新型コロナウイルス(COVID-19)ワクチンの大量展開を契機に、超低温冷凍庫やIoT(モノのインターネット)対応の保温包装材、可視化ソフトウェアへの投資が拡大。政府や国際機関による定期予防接種プログラムでも、遠隔地への配送能力強化が進んでいる。一方で、リバースロジスティクス(未使用・期限切れワクチンの回収)や通関手続きの効率化といった課題も残る。

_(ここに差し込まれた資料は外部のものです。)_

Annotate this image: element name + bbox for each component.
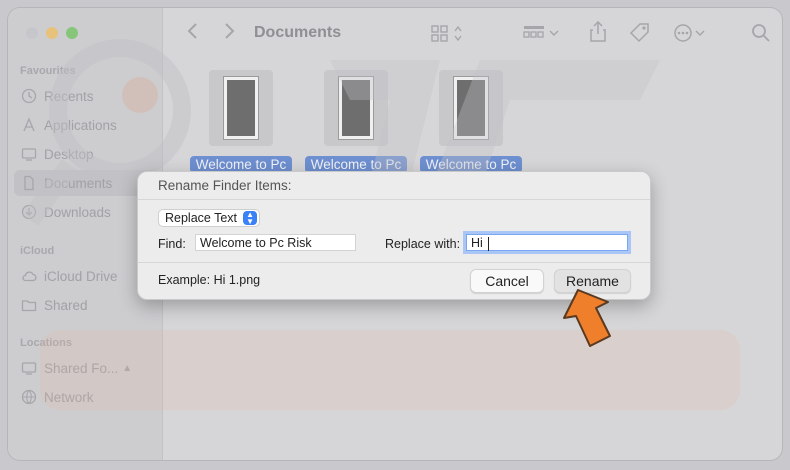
sidebar-item-desktop[interactable]: Desktop bbox=[14, 141, 156, 167]
minimize-window-button[interactable] bbox=[46, 27, 58, 39]
sidebar-item-label: Shared bbox=[44, 297, 88, 313]
find-label: Find: bbox=[158, 237, 186, 251]
sidebar-item-downloads[interactable]: Downloads bbox=[14, 199, 156, 225]
cloud-icon bbox=[14, 268, 44, 284]
text-caret bbox=[488, 237, 489, 251]
icon-view-icon[interactable] bbox=[431, 24, 467, 42]
file-item[interactable]: Welcome to Pc bbox=[299, 70, 413, 173]
find-field[interactable]: Welcome to Pc Risk bbox=[195, 234, 356, 251]
sidebar-item-label: Desktop bbox=[44, 146, 94, 162]
search-icon[interactable] bbox=[751, 23, 771, 43]
cancel-button[interactable]: Cancel bbox=[470, 269, 544, 293]
sidebar-item-label: Recents bbox=[44, 88, 94, 104]
sidebar-item-shared-folder[interactable]: Shared Fo... ▲ bbox=[14, 355, 156, 381]
sidebar-item-label: Network bbox=[44, 389, 94, 405]
document-icon bbox=[14, 175, 44, 191]
shared-folder-icon bbox=[14, 297, 44, 313]
sidebar-item-label: Shared Fo... bbox=[44, 360, 119, 376]
sidebar-item-icloud-drive[interactable]: iCloud Drive bbox=[14, 263, 156, 289]
more-actions-icon[interactable] bbox=[673, 23, 707, 43]
file-thumbnail bbox=[324, 70, 388, 146]
toolbar: Documents bbox=[163, 8, 782, 60]
pointer-arrow-icon bbox=[563, 289, 611, 347]
image-icon bbox=[224, 77, 258, 139]
sidebar-item-shared[interactable]: Shared bbox=[14, 292, 156, 318]
chevron-updown-icon: ▲ ▼ bbox=[243, 211, 258, 226]
sidebar-item-recents[interactable]: Recents bbox=[14, 83, 156, 109]
tag-icon[interactable] bbox=[629, 22, 651, 44]
sidebar-item-label: Documents bbox=[44, 175, 113, 191]
zoom-window-button[interactable] bbox=[66, 27, 78, 39]
rename-mode-value: Replace Text bbox=[165, 211, 238, 225]
sidebar-section-locations: Locations bbox=[20, 337, 72, 349]
sidebar-item-label: Downloads bbox=[44, 204, 111, 220]
divider bbox=[138, 199, 650, 200]
close-window-button[interactable] bbox=[26, 27, 38, 39]
forward-icon[interactable] bbox=[223, 22, 235, 40]
applications-icon bbox=[14, 117, 44, 133]
sidebar-item-documents[interactable]: Documents bbox=[14, 170, 156, 196]
file-item[interactable]: Welcome to Pc bbox=[414, 70, 528, 173]
example-text: Example: Hi 1.png bbox=[158, 273, 261, 287]
monitor-icon bbox=[14, 360, 44, 376]
window-title: Documents bbox=[254, 24, 342, 41]
eject-icon[interactable]: ▲ bbox=[122, 363, 132, 374]
group-icon[interactable] bbox=[523, 24, 563, 42]
dialog-title: Rename Finder Items: bbox=[158, 178, 292, 193]
file-thumbnail bbox=[439, 70, 503, 146]
sidebar-item-label: iCloud Drive bbox=[44, 268, 118, 284]
download-icon bbox=[14, 204, 44, 220]
sidebar-item-network[interactable]: Network bbox=[14, 384, 156, 410]
replace-field[interactable]: Hi bbox=[466, 234, 628, 251]
desktop-icon bbox=[14, 146, 44, 162]
divider bbox=[138, 262, 650, 263]
sidebar-section-favourites: Favourites bbox=[20, 65, 76, 77]
network-icon bbox=[14, 389, 44, 405]
file-thumbnail bbox=[209, 70, 273, 146]
rename-dialog: Rename Finder Items: Replace Text ▲ ▼ Fin… bbox=[137, 171, 651, 300]
sidebar-item-applications[interactable]: Applications bbox=[14, 112, 156, 138]
file-item[interactable]: Welcome to Pc bbox=[184, 70, 298, 173]
share-icon[interactable] bbox=[589, 21, 607, 43]
sidebar-item-label: Applications bbox=[44, 117, 117, 133]
back-icon[interactable] bbox=[187, 22, 199, 40]
replace-label: Replace with: bbox=[385, 237, 461, 251]
image-icon bbox=[454, 77, 488, 139]
sidebar-section-icloud: iCloud bbox=[20, 245, 55, 257]
image-icon bbox=[339, 77, 373, 139]
rename-mode-select[interactable]: Replace Text ▲ ▼ bbox=[158, 209, 261, 227]
clock-icon bbox=[14, 88, 44, 104]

市場成長を支える要因として、各国の予防接種プログラム拡大や温度感受性の高い生物製剤の需要の増加、コールドチェーンへの官民投資の拡大などが挙げられる。mRNAやベクターベースなど新たなワクチンの登場により、より高度な包装技術や輸送手段の需要も高まっている。また、国際的な流通基準や規制が強化されるなか、品質保証や文書管理、リスク管理体制の強化も重要性を増している。

さらに、DHLやUPS、キューネ・アンド・ナーゲルなど世界大手物流企業による設備拡充、スタートアップへの投資増加も市場拡大を後押ししている。AI(人工知能)やデジタル技術の導入も進み、センサーによる温度・湿度のリアルタイム監視、AIによるルート最適化、ブロックチェーンを用いたトレーサビリティー確保などが実用化されつつある。ドローン物流や電気自動車(EV)を活用したラストマイル配送も拡大。電力網が未整備な地域では、太陽光発電式保冷ボックスや可搬式冷蔵庫の導入も進む。これらの技術によって、遠隔地でも安定したワクチン供給が可能となり、在庫切れや廃棄の削減にもつながっている。

レポートでは、ワクチン物流は今後も公衆衛生インフラの中核として重要な役割を担うと見込んでいる。